Шум воды позади постепенно начал стихать. Сразу множество босых шлепков удалилось — все лишние люди, не желающие участвовать в том, что намечалось, поспешили скрыться.

— Димитрис! — вдруг услышал я сзади знакомый предостерегающий голос, переходящий в визг.

Круто обернувшись, сжав кулаки, изготовившись, я успел увидеть глаза Фрэнка, которые умоляюще смотрели прямо на меня. Сигал стоял у него за спиной, усмехаясь. Одной рукой он крепко сжимал свою жертву сзади в районе тощей волосатой груди, другой — держал острую заточку у распоротого кровоточащего горла. Вспомнились слова Ши, что заточку не получится пронести на смену без помощи охранников. Но на этот счет и так уже было все понятно.

Фрэнк вяло, в меру остатков своих сил, барахтался в объятиях у убийцы, хрипя и отчаянно хватая ртом воздух, который больше не способен был достичь его легких. Его глаза уставились на меня с мольбой, словно он ждал, что герой Сопротивления, почему-то отрицающий свою к нему причастность, великий разоблачитель зла Димитрис Войцеховский, сейчас протянет руку и спасет его. Но где-то в глубине этого взгляда уже читалось понимание необратимости случившегося.

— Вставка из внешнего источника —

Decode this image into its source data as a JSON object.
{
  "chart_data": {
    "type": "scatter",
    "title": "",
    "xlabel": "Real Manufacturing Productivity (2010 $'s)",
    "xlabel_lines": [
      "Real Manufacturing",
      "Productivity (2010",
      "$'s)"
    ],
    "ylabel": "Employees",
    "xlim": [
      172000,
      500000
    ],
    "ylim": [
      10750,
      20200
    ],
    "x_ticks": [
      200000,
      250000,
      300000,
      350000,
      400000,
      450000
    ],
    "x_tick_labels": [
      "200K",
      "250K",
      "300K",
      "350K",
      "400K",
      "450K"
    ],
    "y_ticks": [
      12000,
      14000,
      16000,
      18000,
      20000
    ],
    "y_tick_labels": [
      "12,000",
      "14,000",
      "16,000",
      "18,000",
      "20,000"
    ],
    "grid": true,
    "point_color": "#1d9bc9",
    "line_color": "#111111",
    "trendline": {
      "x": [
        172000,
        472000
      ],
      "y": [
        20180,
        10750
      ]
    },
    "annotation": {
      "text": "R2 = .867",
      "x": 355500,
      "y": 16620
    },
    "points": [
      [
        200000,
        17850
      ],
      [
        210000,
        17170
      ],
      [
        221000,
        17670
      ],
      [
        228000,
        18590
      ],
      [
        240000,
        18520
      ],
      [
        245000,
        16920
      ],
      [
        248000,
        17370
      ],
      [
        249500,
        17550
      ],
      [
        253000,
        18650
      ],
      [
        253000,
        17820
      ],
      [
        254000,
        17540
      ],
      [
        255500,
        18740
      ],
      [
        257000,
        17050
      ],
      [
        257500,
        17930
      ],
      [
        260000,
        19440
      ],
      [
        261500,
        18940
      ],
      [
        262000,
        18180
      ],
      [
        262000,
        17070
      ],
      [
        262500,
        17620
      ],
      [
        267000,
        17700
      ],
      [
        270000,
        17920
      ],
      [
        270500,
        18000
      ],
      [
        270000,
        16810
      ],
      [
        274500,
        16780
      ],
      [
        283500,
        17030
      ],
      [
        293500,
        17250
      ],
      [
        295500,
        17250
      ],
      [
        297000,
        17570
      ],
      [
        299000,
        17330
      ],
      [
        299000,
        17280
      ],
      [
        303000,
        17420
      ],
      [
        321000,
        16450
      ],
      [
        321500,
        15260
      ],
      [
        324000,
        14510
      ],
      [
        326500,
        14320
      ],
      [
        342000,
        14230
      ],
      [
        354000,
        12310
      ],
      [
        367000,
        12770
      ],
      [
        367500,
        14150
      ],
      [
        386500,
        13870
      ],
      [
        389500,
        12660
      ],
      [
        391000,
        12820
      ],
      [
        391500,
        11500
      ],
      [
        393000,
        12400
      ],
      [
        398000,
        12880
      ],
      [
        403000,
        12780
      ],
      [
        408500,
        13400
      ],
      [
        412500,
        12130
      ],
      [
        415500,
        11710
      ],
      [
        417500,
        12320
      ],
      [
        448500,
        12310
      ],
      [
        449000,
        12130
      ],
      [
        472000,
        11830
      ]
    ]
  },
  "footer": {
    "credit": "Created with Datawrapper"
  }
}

Мне не суждено было узнать, какие мысли успели его посетить. Вспоминал ли он о своей Эмми? Жалел ли о пути, который привел его к этому месту? Можно было с уверенностью сказать лишь одно — на его бледном лице определенно не было написано ни грамма гордости из-за той скромной роли, которую история отвела ему в деле Революции.

— Я же говорил, что ты слишком много звездишь, — прошептал ему на ухо Сигал, и без малейшего почтения бросил его на пол.

Голое тело грузно и безвольно шлепнулось о мокрую плитку. Еще какое-то время казалось, что в его глазах отражается понимание происходящего, жуткая тоска и неописуемый страх. Но уже очень скоро глаза остекленели, стали неосмысленными. И некогда живой человек с мыслями и мечтами стал всего лишь тушей с кишками, на которую лилась с потолка вода, окрашивая пол в цвет разбавленной крови.

— Этот идиот не мог окончить иначе, — удовлетворенно молвил убийца.

За его спиной уже столпились остальные — Хейз, Билли, «яйцеголовый» и «боцман». Все были сутулые, покосившиеся от непосильной работы. Но они вынули из закромов крохотные остатки своих сил, чтобы выполнить еще одну работу. Покрытые татуировками тела были мокрыми, гениталии сжаты в комок от струй воды, от чего казались крохотными, кулаки — плотно сжаты. Взгляды были очень красноречивы, и не нуждались в пояснениях.

— Что пообещали? Перевести на работенку полегче? — догадался я.

Сразу вспомнился странный взгляд Гриза. Было понятно, что «везение» с душем для 102-ой бригады не было ни случайностью, ни волей Всевышнего. Так же, как не было случайностью и отсутствие в числе «счастливых» бригад одной из тех, где работали сторонники Сопротивления. В сущности, понятно было все. Ну или почти все.